I fitted upgraded brakes on the Silvia and they just suck, I've used up all of my knowledge (not much) and don't know where to go from here.
What I did..
Stock brake system 15/16" master, 280mm front, single piston (57.1mm) sliding caliper, 258mm rear, single piston (38mm) sliding caliper.
Replaced the fronts with Mazworx CTS-V conversion. V1 CTS-V caliper (brembo 4 pot, 40mm & 44mm pistons), Evo 324mm discs and pads.
After this, the pedal was incredibly sensitive and it would lock up the fronts and cause an ABS frenzy just by breathing on it, not good.
Binned the master and fitted a BM57 17/16" one from a 300zx. Pedal feel is much better now but ultimately the fronts locking is still a problem.
Rear upgrade time, binned the stock setup and on went the 300zx setup. Now it's a 297mm disc and 2 pot caliper (38mm).
I was hoping that the big rear setup would balance it out and make it better, but honestly it hasn't, at all. When you get into the pedal at all, it still just locks the fronts easily and the ABS has a party.
The master cylinder and rear is all stock 300zx, so if we compare the front setup to the 300zx one..
Piston area is up by 8.3%
Disc diamater is up by 15.7%
Surface area of the pad is up by 19%
I don't know the maths to work out how that affects the actual braking torque, but I guess it's quite a bit more and that's why it's locking so easily.
I guess I have 3 options here
1. Increase the rearward bias. This means either disassemble the MC and shim the proportioning valve to move the knee point higher, or changing for a Navara MC with no prop valve and then using an external one on the rear line.
2. Reduce the front line pressure, this is by far the easiest option, just buy a wilwood valve and plumb it inline. Problem is these valves tend not to have a linear reduction (they have a knee point), and I don't know how it would affect the pedal feel.
3. Bin the front brembo setup and go with a stock skyline GTS setup and matching MC. This will work, but I'd like to keep the Brembo set if I can make it work, it's really beefy and should resist fade well on track (that's why I upgraded to start with, stock was hopeless on track). Also they look great, and were brand new so I know they work properly.
Any advice would be welcome, I've spent a lot of money on this and I'm pretty disappointed right now and don't know which way to go for the best.
What I did..
Stock brake system 15/16" master, 280mm front, single piston (57.1mm) sliding caliper, 258mm rear, single piston (38mm) sliding caliper.
Replaced the fronts with Mazworx CTS-V conversion. V1 CTS-V caliper (brembo 4 pot, 40mm & 44mm pistons), Evo 324mm discs and pads.
After this, the pedal was incredibly sensitive and it would lock up the fronts and cause an ABS frenzy just by breathing on it, not good.
Binned the master and fitted a BM57 17/16" one from a 300zx. Pedal feel is much better now but ultimately the fronts locking is still a problem.

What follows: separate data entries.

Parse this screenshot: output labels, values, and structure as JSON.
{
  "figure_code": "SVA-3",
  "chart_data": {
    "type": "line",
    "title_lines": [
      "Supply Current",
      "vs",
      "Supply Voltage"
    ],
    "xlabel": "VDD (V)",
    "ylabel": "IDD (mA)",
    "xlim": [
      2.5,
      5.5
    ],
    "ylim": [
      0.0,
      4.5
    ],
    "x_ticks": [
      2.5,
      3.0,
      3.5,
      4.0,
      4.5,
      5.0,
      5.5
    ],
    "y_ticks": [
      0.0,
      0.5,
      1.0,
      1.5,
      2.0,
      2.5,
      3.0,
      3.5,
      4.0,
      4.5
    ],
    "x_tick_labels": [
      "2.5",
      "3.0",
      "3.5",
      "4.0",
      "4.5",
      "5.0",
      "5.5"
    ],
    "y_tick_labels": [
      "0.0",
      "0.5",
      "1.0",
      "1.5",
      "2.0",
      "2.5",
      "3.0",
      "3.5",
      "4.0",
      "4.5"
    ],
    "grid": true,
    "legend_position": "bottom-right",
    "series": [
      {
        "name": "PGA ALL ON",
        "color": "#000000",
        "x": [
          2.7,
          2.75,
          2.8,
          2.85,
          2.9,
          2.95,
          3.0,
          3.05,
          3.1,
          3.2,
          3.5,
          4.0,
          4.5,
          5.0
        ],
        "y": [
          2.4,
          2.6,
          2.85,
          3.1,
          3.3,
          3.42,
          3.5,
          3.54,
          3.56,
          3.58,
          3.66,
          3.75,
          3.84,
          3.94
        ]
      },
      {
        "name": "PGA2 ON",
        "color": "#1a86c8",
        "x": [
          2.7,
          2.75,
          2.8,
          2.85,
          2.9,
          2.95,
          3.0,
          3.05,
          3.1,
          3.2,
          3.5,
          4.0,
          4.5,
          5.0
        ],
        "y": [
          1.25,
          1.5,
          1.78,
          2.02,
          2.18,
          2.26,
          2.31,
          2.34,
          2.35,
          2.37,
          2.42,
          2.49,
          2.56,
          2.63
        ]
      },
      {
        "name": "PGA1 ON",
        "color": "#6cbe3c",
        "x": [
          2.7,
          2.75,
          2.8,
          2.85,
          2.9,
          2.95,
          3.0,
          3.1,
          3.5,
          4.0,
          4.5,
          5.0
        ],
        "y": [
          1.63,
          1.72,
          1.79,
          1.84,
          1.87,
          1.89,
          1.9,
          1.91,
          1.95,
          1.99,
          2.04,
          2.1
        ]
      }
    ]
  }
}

Rear upgrade time, binned the stock setup and on went the 300zx setup. Now it's a 297mm disc and 2 pot caliper (38mm).
I was hoping that the big rear setup would balance it out and make it better, but honestly it hasn't, at all. When you get into the pedal at all, it still just locks the fronts easily and the ABS has a party.
The master cylinder and rear is all stock 300zx, so if we compare the front setup to the 300zx one..
Piston area is up by 8.3%
Disc diamater is up by 15.7%
Surface area of the pad is up by 19%
I don't know the maths to work out how that affects the actual braking torque, but I guess it's quite a bit more and that's why it's locking so easily.
I guess I have 3 options here
1. Increase the rearward bias. This means either disassemble the MC and shim the proportioning valve to move the knee point higher, or changing for a Navara MC with no prop valve and then using an external one on the rear line.
2. Reduce the front line pressure, this is by far the easiest option, just buy a wilwood valve and plumb it inline. Problem is these valves tend not to have a linear reduction (they have a knee point), and I don't know how it would affect the pedal feel.
3. Bin the front brembo setup and go with a stock skyline GTS setup and matching MC. This will work, but I'd like to keep the Brembo set if I can make it work, it's really beefy and should resist fade well on track (that's why I upgraded to start with, stock was hopeless on track). Also they look great, and were brand new so I know they work properly.
Any advice would be welcome, I've spent a lot of money on this and I'm pretty disappointed right now and don't know which way to go for the best.